UWV is verplicht WGA-uitkering op eigenrisicodrager te verhalen

UWV is verplicht WGA-uitkering op eigenrisicodrager te verhalen
Datum: 31-01-2016
Uitgavejaar en uitgavenummer: 2016 / 265
Vindplaats: Centrale Raad van Beroep 8 januari 2016, www.rechtspraak.nl, ECLI:NL:CRVB:2016:101
Uitspraak

Een werkgever maakte tevergeefs bezwaar tegen besluiten van het UWV om de WGA-uitkering van een ex-werkneemster op hem te verhalen, omdat de werkgever verzuimd had bezwaar te maken tegen het besluit van het UWV, waarbij het UWV had bepaald dat de WGA-uitkering voor rekening van de werkgever zou komen.

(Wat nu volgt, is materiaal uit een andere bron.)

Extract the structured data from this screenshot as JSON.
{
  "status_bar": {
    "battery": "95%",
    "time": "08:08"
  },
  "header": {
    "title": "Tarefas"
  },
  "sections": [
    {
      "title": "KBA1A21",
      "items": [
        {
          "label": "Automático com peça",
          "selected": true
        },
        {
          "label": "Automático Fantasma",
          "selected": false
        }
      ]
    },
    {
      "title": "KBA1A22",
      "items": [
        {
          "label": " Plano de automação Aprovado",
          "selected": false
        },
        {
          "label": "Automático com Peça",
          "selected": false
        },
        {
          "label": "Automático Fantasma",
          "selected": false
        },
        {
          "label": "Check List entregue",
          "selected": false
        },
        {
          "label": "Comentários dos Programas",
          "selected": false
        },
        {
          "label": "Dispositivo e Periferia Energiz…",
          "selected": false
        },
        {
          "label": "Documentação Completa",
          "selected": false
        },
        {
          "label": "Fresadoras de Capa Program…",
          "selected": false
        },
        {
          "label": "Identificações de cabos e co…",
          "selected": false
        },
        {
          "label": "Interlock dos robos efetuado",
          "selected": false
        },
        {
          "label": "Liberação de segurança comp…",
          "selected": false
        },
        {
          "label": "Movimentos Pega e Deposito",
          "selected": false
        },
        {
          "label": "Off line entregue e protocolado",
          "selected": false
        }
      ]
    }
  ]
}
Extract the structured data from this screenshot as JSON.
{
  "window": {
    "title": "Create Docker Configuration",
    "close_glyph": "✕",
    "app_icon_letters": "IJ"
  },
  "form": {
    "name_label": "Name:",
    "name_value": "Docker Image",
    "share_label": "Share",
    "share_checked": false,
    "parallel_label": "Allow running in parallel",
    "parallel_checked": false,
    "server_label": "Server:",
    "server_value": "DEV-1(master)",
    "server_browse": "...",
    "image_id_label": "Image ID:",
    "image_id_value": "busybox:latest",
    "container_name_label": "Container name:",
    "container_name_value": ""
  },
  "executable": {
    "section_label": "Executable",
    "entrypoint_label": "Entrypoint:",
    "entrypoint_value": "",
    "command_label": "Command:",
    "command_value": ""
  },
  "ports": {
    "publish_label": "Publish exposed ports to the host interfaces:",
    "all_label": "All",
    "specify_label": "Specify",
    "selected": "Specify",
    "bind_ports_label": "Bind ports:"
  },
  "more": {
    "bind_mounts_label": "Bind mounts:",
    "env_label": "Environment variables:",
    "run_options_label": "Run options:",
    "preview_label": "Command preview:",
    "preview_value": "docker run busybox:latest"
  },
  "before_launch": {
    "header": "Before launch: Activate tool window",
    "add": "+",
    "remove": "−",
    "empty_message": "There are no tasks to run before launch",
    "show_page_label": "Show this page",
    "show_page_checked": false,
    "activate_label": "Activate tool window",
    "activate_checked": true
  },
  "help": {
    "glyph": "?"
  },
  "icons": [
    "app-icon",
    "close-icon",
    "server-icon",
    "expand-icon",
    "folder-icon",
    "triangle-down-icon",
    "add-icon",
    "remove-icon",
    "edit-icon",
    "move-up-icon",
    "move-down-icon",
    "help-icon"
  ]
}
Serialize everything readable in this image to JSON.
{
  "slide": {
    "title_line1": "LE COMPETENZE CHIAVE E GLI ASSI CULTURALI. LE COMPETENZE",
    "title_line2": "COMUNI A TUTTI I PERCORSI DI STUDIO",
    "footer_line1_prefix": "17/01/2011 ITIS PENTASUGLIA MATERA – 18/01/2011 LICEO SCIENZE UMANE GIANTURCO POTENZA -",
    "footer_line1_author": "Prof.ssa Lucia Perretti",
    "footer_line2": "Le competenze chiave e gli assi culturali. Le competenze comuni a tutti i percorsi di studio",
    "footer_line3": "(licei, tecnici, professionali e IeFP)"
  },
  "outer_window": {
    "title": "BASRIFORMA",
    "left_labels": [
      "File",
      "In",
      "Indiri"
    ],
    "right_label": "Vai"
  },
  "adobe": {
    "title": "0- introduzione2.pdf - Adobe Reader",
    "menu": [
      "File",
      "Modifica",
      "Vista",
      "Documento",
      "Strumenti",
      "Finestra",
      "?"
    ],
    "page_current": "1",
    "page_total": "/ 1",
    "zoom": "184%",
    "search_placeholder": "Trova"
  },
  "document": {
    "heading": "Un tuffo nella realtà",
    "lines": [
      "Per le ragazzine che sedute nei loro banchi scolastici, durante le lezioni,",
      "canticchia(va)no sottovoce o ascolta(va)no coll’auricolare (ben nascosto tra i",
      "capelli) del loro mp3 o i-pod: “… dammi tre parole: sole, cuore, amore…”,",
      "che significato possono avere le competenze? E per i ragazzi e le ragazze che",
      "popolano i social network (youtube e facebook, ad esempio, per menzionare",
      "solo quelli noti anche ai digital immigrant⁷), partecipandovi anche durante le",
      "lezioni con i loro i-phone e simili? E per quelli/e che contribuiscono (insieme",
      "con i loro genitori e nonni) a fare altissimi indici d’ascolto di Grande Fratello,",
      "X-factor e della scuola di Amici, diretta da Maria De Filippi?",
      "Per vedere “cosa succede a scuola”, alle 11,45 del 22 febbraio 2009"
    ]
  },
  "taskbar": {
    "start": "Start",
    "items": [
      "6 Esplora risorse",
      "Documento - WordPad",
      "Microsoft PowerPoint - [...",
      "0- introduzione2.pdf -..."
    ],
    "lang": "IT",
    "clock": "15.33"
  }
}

Een werkgever neemt in 2009 een bedrijf over. Per 1 januari 2010 besluit de werkgever eigenrisicodrager te worden voor de WGA. Daaraan voorafgaand laat de werkgever een onderzoek doen in de administratie en worden zogenaamde “instroomlijsten” opgevraagd bij de belastingdienst. In oktober 2010 meldt een werkneemster waaraan in 2008 een WGA-uitkering was toegekend, die in 2009 weer was beëindigd, zich toegenomen arbeidsongeschikt als gevolg van dezelfde oorzaak als die ter zake waarvan eerder de WGA-uitkering was toegekend. Het UWV heropent de WGA-uitkering en deelt de werkgever mede dat deze WGA-uitkering voor rekening van de werkgever komt. Omdat de werkgever van het bestaan van de ex-werkneemster en diens WGA-uitkering niet op de hoogte was en omdat deze ook niet was vermeld op de instroom van de belastingdienst, neemt de werkgever contact op met het UWV, maar het UWV belt niet terug ondanks dat dit wel was toegezegd. Als het UWV de WGA-uitkering van de ex-werkneemster op de werkgever verhaalt, maakt de werkgever bezwaar tegen de verhaalsbesluiten. De werkgever wordt echter in bezwaar door het UWV, in beroep door de rechtbank en in hoger beroep door de Centrale Raad van Beroep in het ongelijk gesteld omdat de werkgever verzuimd had bezwaar te maken tegen het besluit waarbij werd bepaald dat de WGA-uitkering voor rekening van de werkgever zou komen. Het UWV was daarna verplicht de WGA-uitkering op de eigenrisicodrager te verhalen. De Centrale Raad van Beroep herhaalt eerdere jurisprudentie op grond waarvan bijzondere omstandigheden denkbaar zijn waarin strikte toepassing van dwingendrechtelijke bepalingen zo zeer in strijd te achten is met algemene rechtsbeginselen, dat die toepassing geen rechtsplicht meer kan zijn. De Centrale Raad van Beroep is evenwel van mening dat van dergelijke bijzondere omstandigheden geen sprake is. Gewezen wordt op de eigen onderzoeksplicht van de werkgever en op het niet maken van bezwaar tegen het toerekeningbesluit. Het verkrijgen van onjuiste informatie van derden (de belastingdienst) komt volgens de Centrale Raad van Beroep voor rekening van de werkgever.


Commentaar

Bij het maken van bezwaar dient onderscheid te worden gemaakt tussen het uitkeringsbesluit (waarbij de uitkering wordt toegekend), het toerekeningbesluit (waarbij wordt bepaald dat de uitkering voor rekening van de eigenrisicodrager komt) en het verhaalsbesluit (waarbij wordt bepaald welk bedrag de eigenrisicodrager over een bepaalde periode moet betalen). Gelet op de bezwaren van de werkgever had deze juist bezwaar moeten maken tegen het toerekeningbesluit en dat was nu juist het enige besluit waartegen geen bezwaar was gemaakt. Eerder al heeft de Centrale Raad van Beroep in een soortgelijk geval de eigen verantwoordelijkheid van de eigenrisicodrager benadrukt. De Centrale Raad van Beroep maakt zich echter wel erg gemakkelijk af van het feit dat de WGA-uitkering niet was vermeld op de instroomlijst van de belastingdienst. De gegevens daarop zijn afkomstig van het UWV. Als die gegevens dan vervolgens niet blijken te kloppen (wat in de praktijk helaas nogal eens voorkomt), dan is dat aan het UWV toe te rekenen en ligt het helemaal niet zo voor de hand dat de uitkering toch voor rekening van de werkgever moet komen.